- Developer: 1047 Games
- Publisher: 1047 Games
- Engine: Unreal Engine 4
- Platforms: Microsoft Windows; Linux; PlayStation 4; PlayStation 5; Xbox One; Xbox Series X/S;
- Release: Early access On May 24, 2019 (PC) On July 27, 2021 (consoles) Indefinite beta On August 25, 2021 Official release On September 15, 2022
- Genre: First-person shooter
- Mode: Multiplayer

= Splitgate =

2021 video game

Splitgate (known during development under the working title Splitgate: Arena Warfare and originally known as Wormhole Wars) is a free-to-play multiplayer first-person shooter video game developed and published by 1047 Games. It was released in early access on May 24, 2019, for Linux and Microsoft Windows on Steam, and on Xbox One, and PlayStation 4 on July 27, 2021. A PlayStation 5 and Xbox Series X/S version came in 2022. On August 25, 2021, the developers announced that the game would stay in beta indefinitely and at the same time released Season 0. The game revolves around Halo-inspired sci-fi combat in battle arenas where players can create wormhole portals between two points on the map that have been compared to those of the Portal series, and fire weapons or travel through those portals.

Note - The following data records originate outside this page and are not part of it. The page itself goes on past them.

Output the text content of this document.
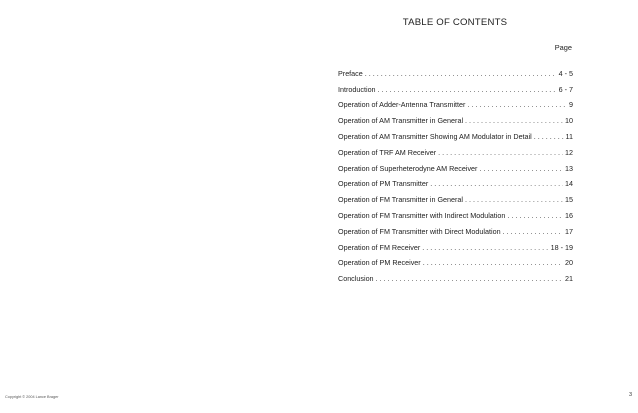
TABLE OF CONTENTS
Page
Preface . . .	4 - 5
Introduction . . .	6 - 7
Operation of Adder-Antenna Transmitter . . .	9
Operation of AM Transmitter in General . . .	10
Operation of AM Transmitter Showing AM Modulator in Detail . . .	11
Operation of TRF AM Receiver . . .	12
Operation of Superheterodyne AM Receiver . . .	13
Operation of PM Transmitter . . .	14
Operation of FM Transmitter in General . . .	15
Operation of FM Transmitter with Indirect Modulation . . .	16
Operation of FM Transmitter with Direct Modulation . . .	17
Operation of FM Receiver . . .	18 - 19
Operation of PM Receiver . . .	20
Conclusion . . .	21
Copyright © 2004 Lance Brager	3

A sequel, Splitgate 2, was released on June 6, 2025. The dedicated servers for the original Splitgate were shut down on August 29, 2025.

== Development ==
The game was developed by Nevada-based 1047 Games. Its founders, Ian Proulx and Nicholas Bagamian started working on the game as a school project while they were attending Stanford University studying computer science. Proulx was inspired by Portal and Portal 2, and believed that its mechanic could translate well into other video game genres. They worked on the game without funding for six months, and then released a demo for user testing, which became unexpectedly popular as the game drew 600,000 downloads in its first month of release. The game design philosophy was described to be similar to that of Fortnite and Rocket League, in which the game is "easy to learn" but "difficult to master".

The game was released as a free-to-play title on Steam on May 24, 2019. 1047 Games continued to work on the game post-release and had raised a total of $10 million for the project by May 2021 from investors. In June 2021, the company announced that the game would be coming to PlayStation 4, PlayStation 5, Xbox One, and Xbox Series X/S with cross-platform play supported.

While Splitgate struggled to maintain a viable player base after its initial early access launch in 2019, the game saw a significant surge of players when the game's beta launched in early July 2021, causing it to surpass 600,000 downloads in the first week. Its sudden popularity was unexpected by the developers and led to the game going offline several times to fix server issues. This led to the postponement of its departure from early access while the developers attempted to increase server capacity to handle well over 100,000 concurrent players. Despite attempts at increasing server capacity, a queue system was implemented to limit the number of players logging onto the game. Developers posted updates on the server's status on their Twitter accounts until the system was removed in August 2021. On July 22, 2025, the official Splitgate X account has announced that they will be shutting down Splitgate's dedicated servers, so they can continue supporting Splitgate 2.

=== Seasons ===

| Season | Title | Period | Description |
|---|---|---|---|
| 0 | Season Zero | August 25, 2021 – January 27, 2022 | The first season of Splitgate included a new map called "Karman Station", a new game mode called "Contamination", a new battle pass that builds off of the beta battle pass, and balance changes. |
| 1 | Season One | January 27, 2022 – present | The second season of Splitgate added a highly anticipated map creator beta, and brought new fidelity changes to the map Foregone Destruction as well as a new simulation map called Hotel. It also included the new game modes "Evolution" and "One Flag Capture the Flag", a new battle pass with skins and other in-game goodies, and some graphical overhauls to all maps. |

== Reception ==

Splitgate received an aggregate score of 68/100 on Metacritic. Samuel Horti of IGN said that while the game is an "average arena FPS", the "clever twist" of being able to place portals turns it into a "smart, tactical team-based shooter". However, he criticized the game's "bland" maps and its low player count, which made it difficult to create balanced matches. Alex Santa Maria of Game Revolution called the gameplay "impressively solid" but saying it needed "a bit more visual flair" and comparing the game's armor designs to "forgotten also-rans like Section 8". Aiman Maulana of the New Straits Times rated the game 7/10, calling the gameplay variety "decent", but saying it needed more content and maps.

Polygon included Splitgate under their list of what they considered to be the "best games of 2021."

Aggregate score
| Aggregator | Score |
|---|---|
| Metacritic | 68/100 |

Review scores
| Publication | Score |
|---|---|
| GameRevolution | 3.5/5 |
| IGN | 7.1/10 |

==Sequel==

A sequel, Splitgate 2, was released for Windows, PlayStation 4, PlayStation 5, Xbox One and Xbox Series X and Series S in June 2025.